Generally, you should name your spouse the primary beneficiary of your IRA and retirement plan benefits, and your trust as the contingent beneficiary. This is because a spouse can “roll over” IRA and retirement plan death benefits to continue the income tax deferral. A trust does not have this option, and thus must pay income tax on the benefits.
Unregistered Assets: Many people have unregistered assets which they would like to transfer to their trust. Assets of this type include, for example, coupon bonds which are not registered in the name of any individual, Jewelry, cash, antiques, household goods, etc. A General Assignment, signed by you, witnessed and notarized can be used to transfer these items to your trust. Keep the original with your estate documents.
Social Security Benefits: Social security benefits should be deposited directly by the government into your Trust checking or savings account instead of being forwarded to you in the form of monthly checks, that you must then deposit yourself. As part of the process of transferring your checking or savings account to your trust, you might want to take the opportunity to arrange for the direct depositing of your social security benefits into one of your new trust accounts.
Assets Acquired in the Future: It is very important that you remember to title new assets in the name of your trust.
A Pet Trust - Protecting Your Pets After You're Gone
Do you want to ensure that your pets are cared for after you are gone? One way to do so is with a Pet Trust.
The Uniform Probate Code allows for the formation of a trust for the care of a pet if the owner is incapacitated or dead. If the owner does not state his wishes for the care of a pet, the pet may not be cared for, may be given up for adoption or euthanized.
There are two vehicles for caring for pets. The first is to leave a sum of money in a will to a family member or friend with the stipulation that that person will care for the pet. Unless a specific person is named to care for the pet, the pet is treated as personal property and the pet’s ownership passes to the person receiving the pet owner’s personal belongings, such as a car or household furniture. The problem with this scenario is what happens to the money if the pet dies prematurely? Generally, the funds are given to a person, so that person keeps the funds. Is this an incentive to dispose of the pet?

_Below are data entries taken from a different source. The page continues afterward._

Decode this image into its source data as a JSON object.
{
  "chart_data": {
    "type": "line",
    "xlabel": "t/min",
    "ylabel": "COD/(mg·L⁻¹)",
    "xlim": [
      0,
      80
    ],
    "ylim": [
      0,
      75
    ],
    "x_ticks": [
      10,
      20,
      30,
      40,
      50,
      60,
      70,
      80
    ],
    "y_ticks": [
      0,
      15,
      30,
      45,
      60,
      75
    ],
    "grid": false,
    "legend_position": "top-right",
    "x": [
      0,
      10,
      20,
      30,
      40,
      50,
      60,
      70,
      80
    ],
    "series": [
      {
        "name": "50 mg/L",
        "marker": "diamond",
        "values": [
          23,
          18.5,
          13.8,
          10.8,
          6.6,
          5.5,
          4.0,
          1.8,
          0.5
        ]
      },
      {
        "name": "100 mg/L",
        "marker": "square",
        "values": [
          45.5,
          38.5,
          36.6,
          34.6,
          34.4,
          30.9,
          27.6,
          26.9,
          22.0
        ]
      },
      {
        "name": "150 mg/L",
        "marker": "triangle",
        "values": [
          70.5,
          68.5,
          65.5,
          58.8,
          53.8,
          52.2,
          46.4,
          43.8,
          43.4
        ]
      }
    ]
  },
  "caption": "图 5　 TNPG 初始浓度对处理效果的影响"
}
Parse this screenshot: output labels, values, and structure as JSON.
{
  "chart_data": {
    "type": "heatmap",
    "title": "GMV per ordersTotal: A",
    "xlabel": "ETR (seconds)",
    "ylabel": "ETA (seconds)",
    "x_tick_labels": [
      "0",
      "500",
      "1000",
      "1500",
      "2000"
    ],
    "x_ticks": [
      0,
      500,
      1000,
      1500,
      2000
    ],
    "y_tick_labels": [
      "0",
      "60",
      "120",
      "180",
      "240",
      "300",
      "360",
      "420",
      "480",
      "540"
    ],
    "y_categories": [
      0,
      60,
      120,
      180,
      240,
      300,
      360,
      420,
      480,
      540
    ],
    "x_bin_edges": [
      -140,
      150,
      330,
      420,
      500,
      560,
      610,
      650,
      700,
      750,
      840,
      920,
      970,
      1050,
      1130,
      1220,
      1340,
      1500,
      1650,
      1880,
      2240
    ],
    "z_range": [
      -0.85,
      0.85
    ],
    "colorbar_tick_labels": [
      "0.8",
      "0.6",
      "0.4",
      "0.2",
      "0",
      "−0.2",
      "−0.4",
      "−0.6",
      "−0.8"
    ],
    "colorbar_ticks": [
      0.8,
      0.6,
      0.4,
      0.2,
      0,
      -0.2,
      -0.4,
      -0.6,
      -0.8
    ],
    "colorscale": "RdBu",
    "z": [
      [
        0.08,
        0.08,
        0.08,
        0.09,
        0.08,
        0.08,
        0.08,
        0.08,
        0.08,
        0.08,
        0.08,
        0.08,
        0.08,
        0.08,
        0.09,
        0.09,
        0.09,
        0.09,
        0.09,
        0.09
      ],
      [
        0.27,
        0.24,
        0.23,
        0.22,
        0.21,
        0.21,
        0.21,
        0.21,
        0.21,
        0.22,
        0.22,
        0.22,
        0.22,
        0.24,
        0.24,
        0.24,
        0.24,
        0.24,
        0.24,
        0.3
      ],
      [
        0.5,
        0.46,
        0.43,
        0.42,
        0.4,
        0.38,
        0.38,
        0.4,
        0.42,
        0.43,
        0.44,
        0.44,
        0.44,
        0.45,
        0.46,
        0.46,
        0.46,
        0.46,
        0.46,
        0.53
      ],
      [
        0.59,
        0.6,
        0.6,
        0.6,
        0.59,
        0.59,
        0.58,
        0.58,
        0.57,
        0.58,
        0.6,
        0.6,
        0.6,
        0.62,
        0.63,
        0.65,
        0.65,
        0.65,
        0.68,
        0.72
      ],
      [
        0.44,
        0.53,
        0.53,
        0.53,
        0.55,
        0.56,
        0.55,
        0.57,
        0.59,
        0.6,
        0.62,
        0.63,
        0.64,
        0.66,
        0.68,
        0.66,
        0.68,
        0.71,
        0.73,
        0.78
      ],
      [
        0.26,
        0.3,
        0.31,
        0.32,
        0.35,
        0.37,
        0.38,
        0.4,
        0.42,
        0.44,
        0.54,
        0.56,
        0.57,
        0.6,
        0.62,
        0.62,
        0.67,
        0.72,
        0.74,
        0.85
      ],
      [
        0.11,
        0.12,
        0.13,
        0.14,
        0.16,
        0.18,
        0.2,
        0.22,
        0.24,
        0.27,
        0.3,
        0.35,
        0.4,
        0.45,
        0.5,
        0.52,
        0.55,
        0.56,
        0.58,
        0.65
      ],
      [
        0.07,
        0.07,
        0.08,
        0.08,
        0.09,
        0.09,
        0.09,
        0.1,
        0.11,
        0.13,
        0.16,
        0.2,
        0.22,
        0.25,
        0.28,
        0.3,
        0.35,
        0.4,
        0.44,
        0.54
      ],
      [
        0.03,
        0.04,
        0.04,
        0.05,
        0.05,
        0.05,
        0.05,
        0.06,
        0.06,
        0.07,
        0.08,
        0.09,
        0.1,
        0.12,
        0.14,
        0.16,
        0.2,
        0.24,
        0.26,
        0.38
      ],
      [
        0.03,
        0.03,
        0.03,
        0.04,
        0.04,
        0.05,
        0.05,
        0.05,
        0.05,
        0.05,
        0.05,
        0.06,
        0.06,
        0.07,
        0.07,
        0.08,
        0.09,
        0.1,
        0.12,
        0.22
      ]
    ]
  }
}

The second vehicle for caring for a pet is a trust. In the trust, the grantor/pet owner designates a trustee. In addition, the grantor/pet owner appoints a caregiver. The trustee has a duty to compel the appointed caregiver to care for the pet as define in the trust. The pet owner’s desires are memorialized, binding on the trustee and caregiver, and thus enforceable under the law. The trust can become effective upon death or upon execution. A trust that becomes effective upon execution provides for the pet’s care if the pet owner is disabled. Questions to ask yourself:
1. Who should I appoint as trustee and successor trustee who will make sure the caregiver is providing the level of care as define in the trust?
2. Who should I appoint as the caregiver of my pet. Who should I appoint as the successor caregiver of my pet?
3. What standard of care do I want for my pet? Consider food, shelter, medical care, grooming, walks, socialization, and boarding.
4. Do you want your pet buried or cremated? What factors do you want the caregiver and trustee to consider before allowing a pet to die or be euthanized?
5. How much do I want to pay my trustee and caregiver for their services?
6. How will the trustee identify my pet? Provide your pet’s microchip number, photographs or registration papers.
7. Who will receive any funds remaining in the trust once my pet has died? You may wish to leave remaining funds to family members, or charitable organizations. The caretaker should not receive any left-over funds in the trust after your pet dies.